Justin Schultz may be back, finally and the Pittsburgh Penguins are set to recoup the benefits. The Penguins defenseman joined the team two weeks ago as a full participant and began taking morning skates. The non-contact jersey which warns players to steer clear has been long gone as Schultz has been a full go at practice after returning from a fractured leg suffered on Oct. 13.
Friday afternoon, the team activated Schultz from the IR. However, the decision on when to play has rested more with Schultz and his feeling ready than it has with the training staff.
UPDATE: Schultz is in the lineup, Saturday.
The 28-year-old who signed a three-year $5.5 million contract last summer has been sorely missed on the Penguins blue line. The return date has been a mystery but it could be Saturday or Sunday afternoon.
“When I’m comfortable and confident I can go out there and make plays,” Schultz said on Monday.
And just how vital Schultz has become to the Penguins was never more evident than the first two-plus months of the season. Penguins head coach Mike Sullivan and assistant Jacques Martin were forced to configure the Rubix Cube of healthy Penguins defensemen and figure out which of the four left-handed defensemen were better suited to playing the right side, and which pairings worked well.
To find the pairings which worked well, the coaches had to sift through several combinations which clearly didn’t work. Some really didn’t work. Those failed pairings were easy to spot, too. Olli Maatta with Jack Johnson and Olli Maatta with Jamie Oleksiak were generally painful to watch.
Maatta’s potentially regular-season ending shoulder injury has caused further shuffling. Johnson finally moved back to the left side, but with Juuso Riikola. Coaches were also sprinkling Johnson with Letang, Wednesday night and Chad Ruhwedel was the right side third pairing.
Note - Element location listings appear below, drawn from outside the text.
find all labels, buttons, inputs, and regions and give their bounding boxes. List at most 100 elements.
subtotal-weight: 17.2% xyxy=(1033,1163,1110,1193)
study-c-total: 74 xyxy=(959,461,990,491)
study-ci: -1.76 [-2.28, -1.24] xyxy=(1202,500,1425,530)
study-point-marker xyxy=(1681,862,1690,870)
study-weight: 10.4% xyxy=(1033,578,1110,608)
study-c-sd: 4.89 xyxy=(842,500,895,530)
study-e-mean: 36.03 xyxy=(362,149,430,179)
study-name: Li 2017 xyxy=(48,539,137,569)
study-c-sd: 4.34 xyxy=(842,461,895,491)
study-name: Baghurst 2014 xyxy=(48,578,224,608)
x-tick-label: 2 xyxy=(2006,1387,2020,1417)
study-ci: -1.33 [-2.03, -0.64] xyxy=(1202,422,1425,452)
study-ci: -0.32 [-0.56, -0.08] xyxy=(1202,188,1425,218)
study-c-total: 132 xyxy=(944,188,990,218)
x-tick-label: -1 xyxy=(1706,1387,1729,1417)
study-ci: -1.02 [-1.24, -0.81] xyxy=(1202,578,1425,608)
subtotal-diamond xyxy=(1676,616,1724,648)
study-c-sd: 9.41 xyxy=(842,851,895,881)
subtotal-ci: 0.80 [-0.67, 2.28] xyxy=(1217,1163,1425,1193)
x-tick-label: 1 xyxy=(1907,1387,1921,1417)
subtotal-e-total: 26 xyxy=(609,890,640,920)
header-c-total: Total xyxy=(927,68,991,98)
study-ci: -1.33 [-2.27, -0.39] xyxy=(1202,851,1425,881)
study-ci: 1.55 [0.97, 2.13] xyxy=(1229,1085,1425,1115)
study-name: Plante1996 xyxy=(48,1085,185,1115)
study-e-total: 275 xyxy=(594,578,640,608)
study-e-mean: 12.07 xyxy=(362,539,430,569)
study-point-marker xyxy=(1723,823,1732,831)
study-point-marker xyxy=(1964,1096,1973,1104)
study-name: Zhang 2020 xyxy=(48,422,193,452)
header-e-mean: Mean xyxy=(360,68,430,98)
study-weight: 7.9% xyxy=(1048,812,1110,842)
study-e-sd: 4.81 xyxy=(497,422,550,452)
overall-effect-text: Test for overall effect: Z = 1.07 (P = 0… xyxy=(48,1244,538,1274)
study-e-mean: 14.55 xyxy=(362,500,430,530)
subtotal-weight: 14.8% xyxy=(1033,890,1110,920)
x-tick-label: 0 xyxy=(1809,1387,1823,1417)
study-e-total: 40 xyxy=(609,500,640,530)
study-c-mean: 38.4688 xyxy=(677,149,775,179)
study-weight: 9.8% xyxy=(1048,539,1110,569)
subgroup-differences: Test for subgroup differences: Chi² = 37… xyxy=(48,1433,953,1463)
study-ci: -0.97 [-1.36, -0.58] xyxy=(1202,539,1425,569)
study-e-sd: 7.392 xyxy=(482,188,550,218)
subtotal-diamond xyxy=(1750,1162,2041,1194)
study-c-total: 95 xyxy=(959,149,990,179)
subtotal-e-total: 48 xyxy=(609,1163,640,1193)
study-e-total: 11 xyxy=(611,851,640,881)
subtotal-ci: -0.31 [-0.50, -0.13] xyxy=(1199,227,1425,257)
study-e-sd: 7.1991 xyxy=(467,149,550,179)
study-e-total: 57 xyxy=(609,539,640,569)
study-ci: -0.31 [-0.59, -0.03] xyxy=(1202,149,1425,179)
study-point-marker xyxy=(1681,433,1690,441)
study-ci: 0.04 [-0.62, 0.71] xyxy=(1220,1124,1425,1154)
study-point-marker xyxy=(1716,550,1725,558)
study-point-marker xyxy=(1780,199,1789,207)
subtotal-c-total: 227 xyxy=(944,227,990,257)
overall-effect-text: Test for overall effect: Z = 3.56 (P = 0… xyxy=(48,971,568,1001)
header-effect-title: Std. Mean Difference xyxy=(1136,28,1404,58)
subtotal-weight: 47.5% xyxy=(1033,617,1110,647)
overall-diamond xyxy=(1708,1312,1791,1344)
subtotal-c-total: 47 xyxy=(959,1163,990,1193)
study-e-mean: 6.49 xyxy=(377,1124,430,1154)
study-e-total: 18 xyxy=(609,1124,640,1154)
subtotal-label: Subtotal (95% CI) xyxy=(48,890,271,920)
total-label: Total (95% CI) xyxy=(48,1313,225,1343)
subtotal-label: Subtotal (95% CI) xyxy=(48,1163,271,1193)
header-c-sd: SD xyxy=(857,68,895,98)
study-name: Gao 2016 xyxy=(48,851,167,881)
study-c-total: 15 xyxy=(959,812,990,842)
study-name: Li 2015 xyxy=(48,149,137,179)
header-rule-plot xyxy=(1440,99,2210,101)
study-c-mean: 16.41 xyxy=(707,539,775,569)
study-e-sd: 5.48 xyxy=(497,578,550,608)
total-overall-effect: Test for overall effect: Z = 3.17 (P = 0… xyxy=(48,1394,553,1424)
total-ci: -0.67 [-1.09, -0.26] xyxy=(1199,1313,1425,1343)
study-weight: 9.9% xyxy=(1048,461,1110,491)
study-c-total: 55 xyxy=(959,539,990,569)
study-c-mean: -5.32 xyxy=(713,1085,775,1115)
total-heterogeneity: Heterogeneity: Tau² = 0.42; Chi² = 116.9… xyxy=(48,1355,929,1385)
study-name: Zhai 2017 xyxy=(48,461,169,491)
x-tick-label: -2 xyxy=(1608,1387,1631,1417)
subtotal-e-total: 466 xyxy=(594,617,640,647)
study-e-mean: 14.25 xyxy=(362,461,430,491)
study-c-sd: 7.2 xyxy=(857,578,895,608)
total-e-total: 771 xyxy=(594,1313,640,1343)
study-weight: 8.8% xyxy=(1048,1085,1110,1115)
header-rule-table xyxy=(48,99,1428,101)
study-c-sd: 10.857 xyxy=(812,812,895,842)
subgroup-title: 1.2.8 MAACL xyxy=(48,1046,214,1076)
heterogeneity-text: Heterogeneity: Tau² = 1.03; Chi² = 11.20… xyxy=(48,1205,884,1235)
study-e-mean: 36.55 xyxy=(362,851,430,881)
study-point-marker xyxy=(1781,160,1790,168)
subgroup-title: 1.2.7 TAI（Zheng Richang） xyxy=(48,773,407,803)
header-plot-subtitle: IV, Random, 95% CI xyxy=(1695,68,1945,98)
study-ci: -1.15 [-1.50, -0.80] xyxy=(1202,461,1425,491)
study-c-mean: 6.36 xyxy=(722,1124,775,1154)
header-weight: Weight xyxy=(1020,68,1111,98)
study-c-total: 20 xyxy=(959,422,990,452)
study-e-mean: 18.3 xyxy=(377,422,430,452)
So there will be real and tangible benefits beyond simply getting the rightie and point producing Schultz back in the lineup.
1. Jack Johnson
Jack Johnson, the fanboy’s whipping post, is not great with pucks but he is noticeably limited when he is on his backhand. Of course, few defensemen are good on the backhand. Teams attacked Johnson at an angle, turned him to his backhand which forced him to make the escape-plays off the glass instead of crisp breakout passes.
The difference Wednesday night when Johnson was on the left of Juuso Riikola was immediately noticeable as Johnson fired head-man passes to center ice.
Fans howl at Johnson’s advanced stats–and they are rough–but the extenuating circumstances are undeniable.
Schultz’ return means that Johnson can permanently return to his natural left side and Riikola will eventually take the third pairing right side, though he appears to be a healthy scratch for Saturday as he worked as the extra defenseman, Friday.
Johnson’s statistics should also see an increase playing beside the offensively gifted Schultz (and Schultz should find confidence playing with a defenseman who rarely gets individually beaten).
2. Power Play Options
The Penguins power-play doesn’t have a consistent gear. They’re red hot or ice cold, and when they go cold, no team has given up more shorthanded goals. When the Penguins power play is scuffling or getting too cute, Schultz could see some shifts on the top unit, again. He may even see shifts with Kris Letang as the Penguins have toyed with a two-defensemen look.
Schultz did a fair amount of top-PP quarterbacking last season before he gave way to Letang. Schultz moves the puck quickly and likes to keep the power play moving. More puck movement equals less individual play and makes it more difficult for aggressive PK’s to pressure.
This could get Phil Kessel’s feet moving in the circle if Schultz swaps into the top unit or it could remove Kessel if Schultz becomes the second point-position.
3. Offensive push from the back side.
The Penguins coaches are still pushing players to hang onto the puck longer, play in the low zone, and force opponents to battle. That gritty game opens up the low-to-high plays but for three months, only Kris Letang has been able to contribute.
The Penguins sorely need a bomber at the blue line to step to the top of the circles and let it rip. Schultz shot is heavy. The boom off the goalie’s pads echoes through the arena.
Given the Penguins newfound speed with Jared McCann and Teddy Blueger and the Penguins physical battlers like Patric Hornqvist and Zach Aston-Reese, even the Penguins coaches might yell, “Shooot!”
In addition to filling the top of the zone with a presence and the air with shots, Shultz is also able to carry the puck, which is another area the Penguins have been lacking. A defenseman with speed through the neutral zone will force opponents to back in or leave someone uncovered. Either way, the Penguins controlled zone entries should improve.
Simple plays become even simpler when the opponent must guard against more options.
And Schultz becomes that additional option.